Mexico City news bureau’s No. 2 started in Lawrence

Kay Carl remembers the day her seventh-grade daughter, Traci, came home from school wanting to talk about her mother’s secretarial job.

Traci Carl’s school was having a Career Day, and students were supposed to talk to adults about their jobs.

“I remember looking out the kitchen window and seeing (Journal-World sports editor) Chuck Woodling sitting out in back of his house — we lived next door to him,” Kay Carl said. “And I said, ‘Oh, you don’t want to talk to me. My job’s not too exciting. Why don’t you go talk to Mr. Woodling?'”

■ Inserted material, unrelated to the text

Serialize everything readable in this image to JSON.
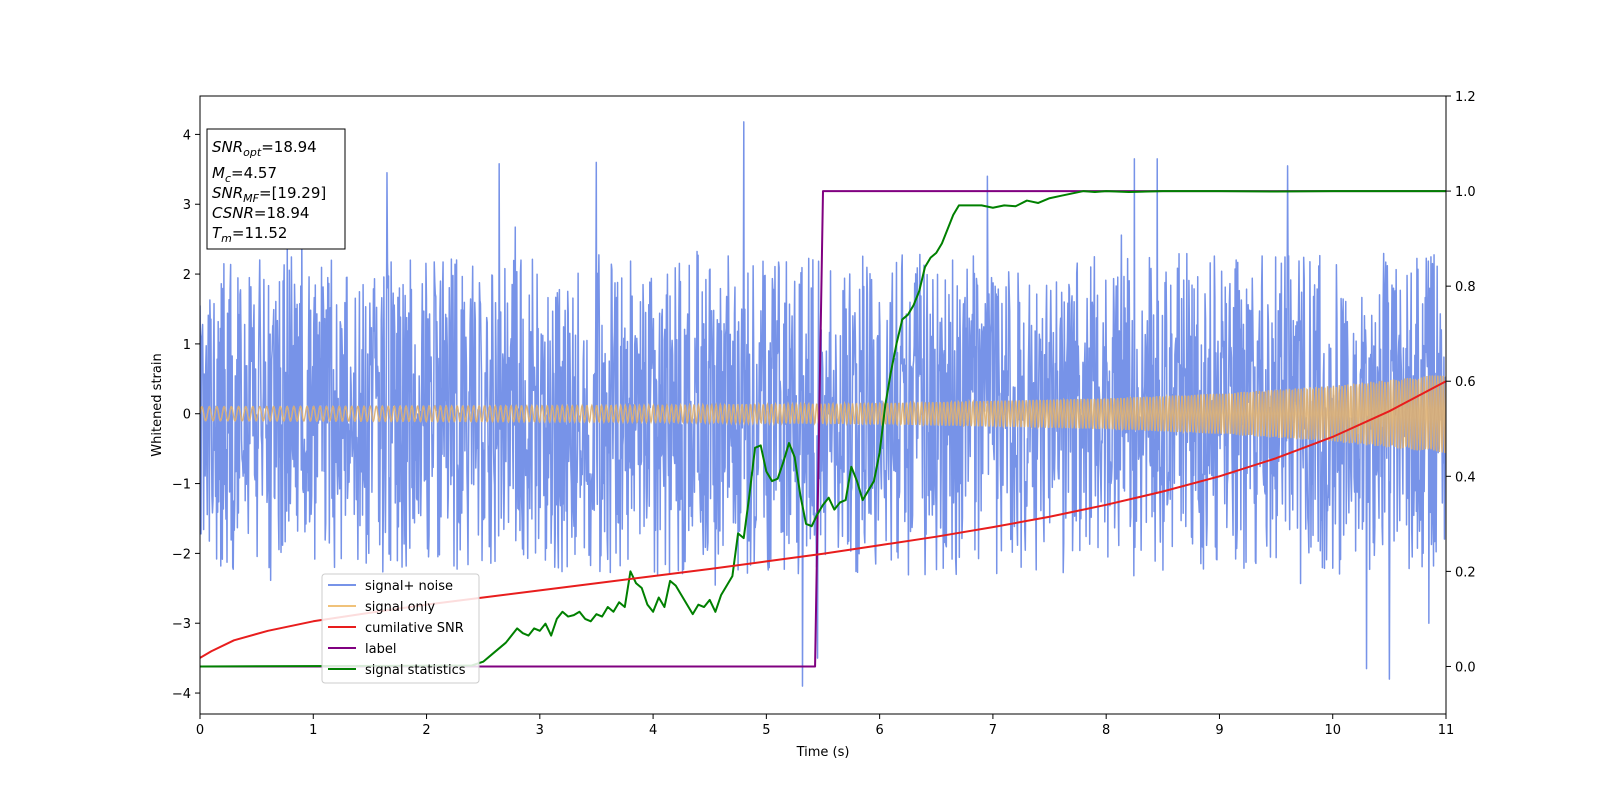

An hour later, Kay Carl said, Traci “walked in the house and said, ‘I’m going to be a journalist.'”

She got that right.

Traci Carl, now 30, has been named news editor — the No. 2 position — at The Associated Press bureau office in Mexico City, where she spends her days deciding what news from Mexico to share with the world.

“Traci was one of those kids who always went all the way with anything she did,” her mother said. “I am so proud of her.”

A straight-A student, Traci Carl was Lawrence High School’s Class of 1991 valedictorian. She graduated from Kansas University in 1995 with bachelor’s degrees in journalism and Spanish.

She worked for The Associated Press in Topeka, Kansas City and Wichita for three years before moving to the news cooperative’s international desk in New York. She’s been in Mexico City for three years.

“I came here in June 2000 to help cover things leading up to Vicente Fox’s being elected president, which turned out to be pretty historic,” Traci Carl said during a telephone interview Tuesday.

Fox’s election ended 71 years of single-party rule in Mexico.

Traci Carl also covered the January 2001 earthquake that killed more than 700 people and destroyed nearly 124,000 homes in El Salvador.

Traci Carl, who graduated as valedictorian of Lawrence High School in 1991 and later from Kansas University, is the news editor of the Mexico City bureau for The Associated Press. She posed in her office Tuesday.

The morning of Sept. 11, 2001, she was in Havana preparing for an interview with Cuba’s foreign minister.

“There’d been a fire, so we were in a temporary office that just had Cuban TV news,” Traci Carl said. “I’d seen the ‘alert’ that a plane had hit the World Trade Center, but that’s all I knew — I didn’t know what kind of plane. It just said ‘a plane.'”

When she got to the foreign minister’s office, she learned the World Trade Center towers had fallen.

“He told me, ‘There are troubles in your country,'” Traci Carl said. She spent the rest of the day filing reaction stories from Cuba.

Within a few days, she was on her way to New York. There, she was put to work on AP’s international desk.

“Basically, I worked the night shift, waiting for war to break out,” she said. After three weeks, she returned to Mexico City.

“I really like it here,” she said. “It’s a fascinating place; there’s so much going on.”

Traci Carl’s success came as no surprise to her high school journalism teacher, Cheryl Nelson.

“That girl is phenomenal,” said Nelson, who now teaches at Free State High School. “She’s personality-plus, she’s serious in what she does, but she has a great sense of humor. She’s great.”